Hollywood North Meets Portland Weird Meets Aloha

CDK
Submitted by ecoadmin on

British Columbia already has "Hollywood North." Vancouver doubles for every American city on television. You've watched Seattle, San Francisco, New York, and Chicago — but you were actually watching Vancouver with different street signs.

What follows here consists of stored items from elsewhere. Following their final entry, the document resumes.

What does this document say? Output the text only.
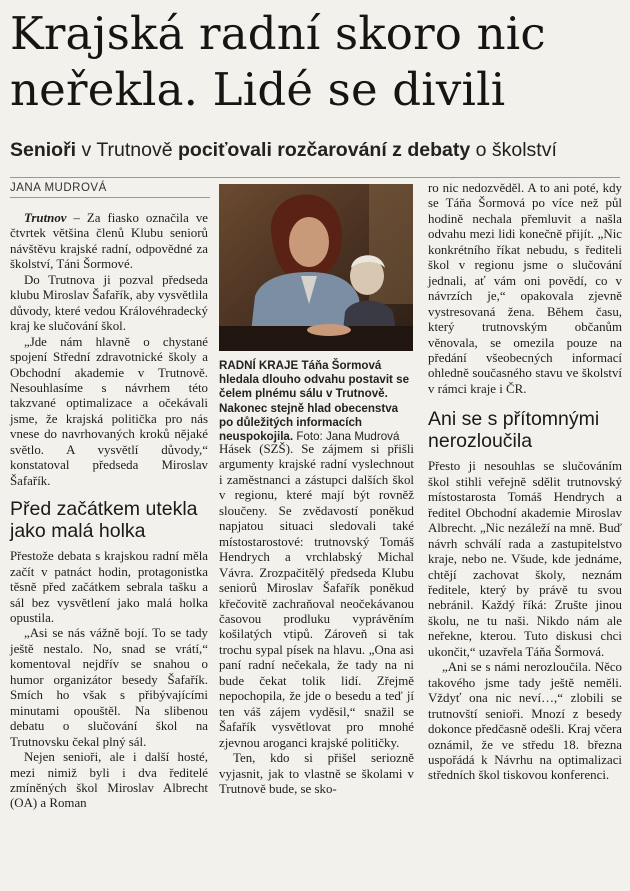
Krajská radní skoro nic neřekla. Lidé se divili
Senioři v Trutnově pociťovali rozčarování z debaty o školství
JANA MUDROVÁ

Trutnov – Za fiasko označila ve čtvrtek většina členů Klubu seniorů návštěvu krajské radní, odpovědné za školství, Táni Šormové.

Do Trutnova ji pozval předseda klubu Miroslav Šafařík, aby vysvětlila důvody, které vedou Královéhradecký kraj ke slučování škol.

„Jde nám hlavně o chystané spojení Střední zdravotnické školy a Obchodní akademie v Trutnově. Nesouhlasíme s návrhem této takzvané optimalizace a očekávali jsme, že krajská politička pro nás vnese do navrhovaných kroků nějaké světlo. A vysvětlí důvody,“ konstatoval předseda Miroslav Šafařík.

Před začátkem utekla jako malá holka

Přestože debata s krajskou radní měla začít v patnáct hodin, protagonistka těsně před začátkem sebrala tašku a sál bez vysvětlení jako malá holka opustila.

„Asi se nás vážně bojí. To se tady ještě nestalo. No, snad se vrátí,“ komentoval nejdřív se snahou o humor organizátor besedy Šafařík. Smích ho však s přibývajícími minutami opouštěl. Na slibenou debatu o slučování škol na Trutnovsku čekal plný sál.

Nejen senioři, ale i další hosté, mezi nimiž byli i dva ředitelé zmíněných škol Miroslav Albrecht (OA) a Roman

RADNÍ KRAJE Táňa Šormová hledala dlouho odvahu postavit se čelem plnému sálu v Trutnově. Nakonec stejně hlad obecenstva po důležitých informacích neuspokojila. Foto: Jana Mudrová

Hásek (SZŠ). Se zájmem si přišli argumenty krajské radní vyslechnout i zaměstnanci a zástupci dalších škol v regionu, které mají být rovněž sloučeny. Se zvědavostí poněkud napjatou situaci sledovali také místostarostové: trutnovský Tomáš Hendrych a vrchlabský Michal Vávra. Zrozpačitělý předseda Klubu seniorů Miroslav Šafařík poněkud křečovitě zachraňoval neočekávanou časovou prodluku vyprávěním košilatých vtipů. Zároveň si tak trochu sypal písek na hlavu. „Ona asi paní radní nečekala, že tady na ni bude čekat tolik lidí. Zřejmě nepochopila, že jde o besedu a teď jí ten váš zájem vyděsil,“ snažil se Šafařík vysvětlovat pro mnohé zjevnou aroganci krajské političky.

Ten, kdo si přišel seriozně vyjasnit, jak to vlastně se školami v Trutnově bude, se sko-

ro nic nedozvěděl. A to ani poté, kdy se Táňa Šormová po více než půl hodině nechala přemluvit a našla odvahu mezi lidi konečně přijít. „Nic konkrétního říkat nebudu, s řediteli škol v regionu jsme o slučování jednali, ať vám oni povědí, co v návrzích je,“ opakovala zjevně vystresovaná žena. Během času, který trutnovským občanům věnovala, se omezila pouze na předání všeobecných informací ohledně současného stavu ve školství v rámci kraje i ČR.

Ani se s přítomnými nerozloučila

Přesto ji nesouhlas se slučováním škol stihli veřejně sdělit trutnovský místostarosta Tomáš Hendrych a ředitel Obchodní akademie Miroslav Albrecht. „Nic nezáleží na mně. Buď návrh schválí rada a zastupitelstvo kraje, nebo ne. Všude, kde jednáme, chtějí zachovat školy, neznám ředitele, který by právě tu svou nebránil. Každý říká: Zrušte jinou školu, ne tu naši. Nikdo nám ale neřekne, kterou. Tuto diskusi chci ukončit,“ uzavřela Táňa Šormová.

„Ani se s námi nerozloučila. Něco takového jsme tady ještě neměli. Vždyť ona nic neví…,“ zlobili se trutnovští senioři. Mnozí z besedy dokonce předčasně odešli. Kraj včera oznámil, že ve středu 18. března uspořádá k Návrhu na optimalizaci středních škol tiskovou konferenci.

This is our superpower. And it's about to get significantly more powerful.

 

The Current Landscape:

British Columbia:

  • $4.5+ billion annual film production
  • Major studios: Vancouver Film Studios, Bridge Studios, Mammoth Studios
  • Productions: Deadpool, The Adam Project, Supernatural (15 seasons), countless Hallmark movies (we're not proud, but we're profitable)
  • Tax credits: Competitive, well-established

Oregon:

  • Smaller but scrappy industry
  • Portland's indie film scene is legendary
  • Productions: Portlandia (duh), Wild, The Goonies, Twilight (they're not proud either)
  • Laika Animation Studios (Coraline, Kubo) — stop-motion excellence
  • Tax credits: Oregon has them, less generous than BC

Hawaii:

  • Stunning locations, obviously
  • Productions: Jurassic Park franchise, Lost, Hawaii Five-0, Moana (animated, but spiritually Hawaiian)
  • Limited studio infrastructure
  • High production costs (everything shipped in)
  • Tax credits: Yes, but complicated

 

The Combined Vision:

Imagine a unified Pacific film jurisdiction:

Location TypeBest Option
Urban/any cityVancouver
Weird/indie/quirkyPortland
Forest/Pacific NorthwestOregon/BC
Tropical/beach/paradiseHawaii
Apocalyptic wastelandAlso Vancouver (we're versatile)

A production could seamlessly move between jurisdictions:

  • Principal photography: Vancouver (studios, crews, infrastructure)
  • Location shoots: Oregon coast, Hawaiian beaches, BC mountains
  • Post-production: Consolidated facilities
  • Animation: Laika (Oregon) + BC animation studios

 

The Laika Question:

Laika Animation Studios in Hillsboro, Oregon is a gem. Stop-motion animation at the highest level. Coraline, ParaNorman, Kubo and the Two Strings, Missing Link.

Under this partnership:

  • Laika remains in Oregon
  • Co-production agreements with BC animation industry
  • Shared talent pipeline
  • Joint training programs

We don't want to absorb Laika. We want to be worthy of Laika.

 

Hawaii's Role:

Hawaii has been "Location, Hawaii" for decades — beautiful backdrops but limited local industry development.

Partnership opportunity:

  • Develop Hawaiian studio infrastructure — not everything needs to ship from LA
  • Train local crews — Hawaiian film industry jobs for Hawaiians
  • Indigenous storytelling — Hawaiian stories told by Hawaiian creators, supported by provincial resources
  • Sustainable production practices — Hawaii is ecologically fragile; film production must respect that

 

The Tax Credit Harmonization Challenge:

Three different tax credit systems. Three different qualifying criteria. This is a mess.

Options:

  1. BC system dominates — Oregon and Hawaii adopt BC's framework
  2. Best of all three — Create new unified system taking strongest elements
  3. Regional variation — Different credits for different location types

This needs negotiation. We welcome input from industry professionals.

 

Discussion Questions:

  1. How do we prevent Vancouver from cannibalizing Oregon/Hawaii production, vs. developing each region's strengths?
  2. Should there be a "local content" requirement ensuring each region's stories get told?
  3. How do we address the environmental impact of film production, especially in Hawaii?
  4. Is there a future in joint BC-Oregon-Hawaii original content? A "Cascadia Studios" brand?
  5. The Hallmark movie industrial complex: blessing or curse?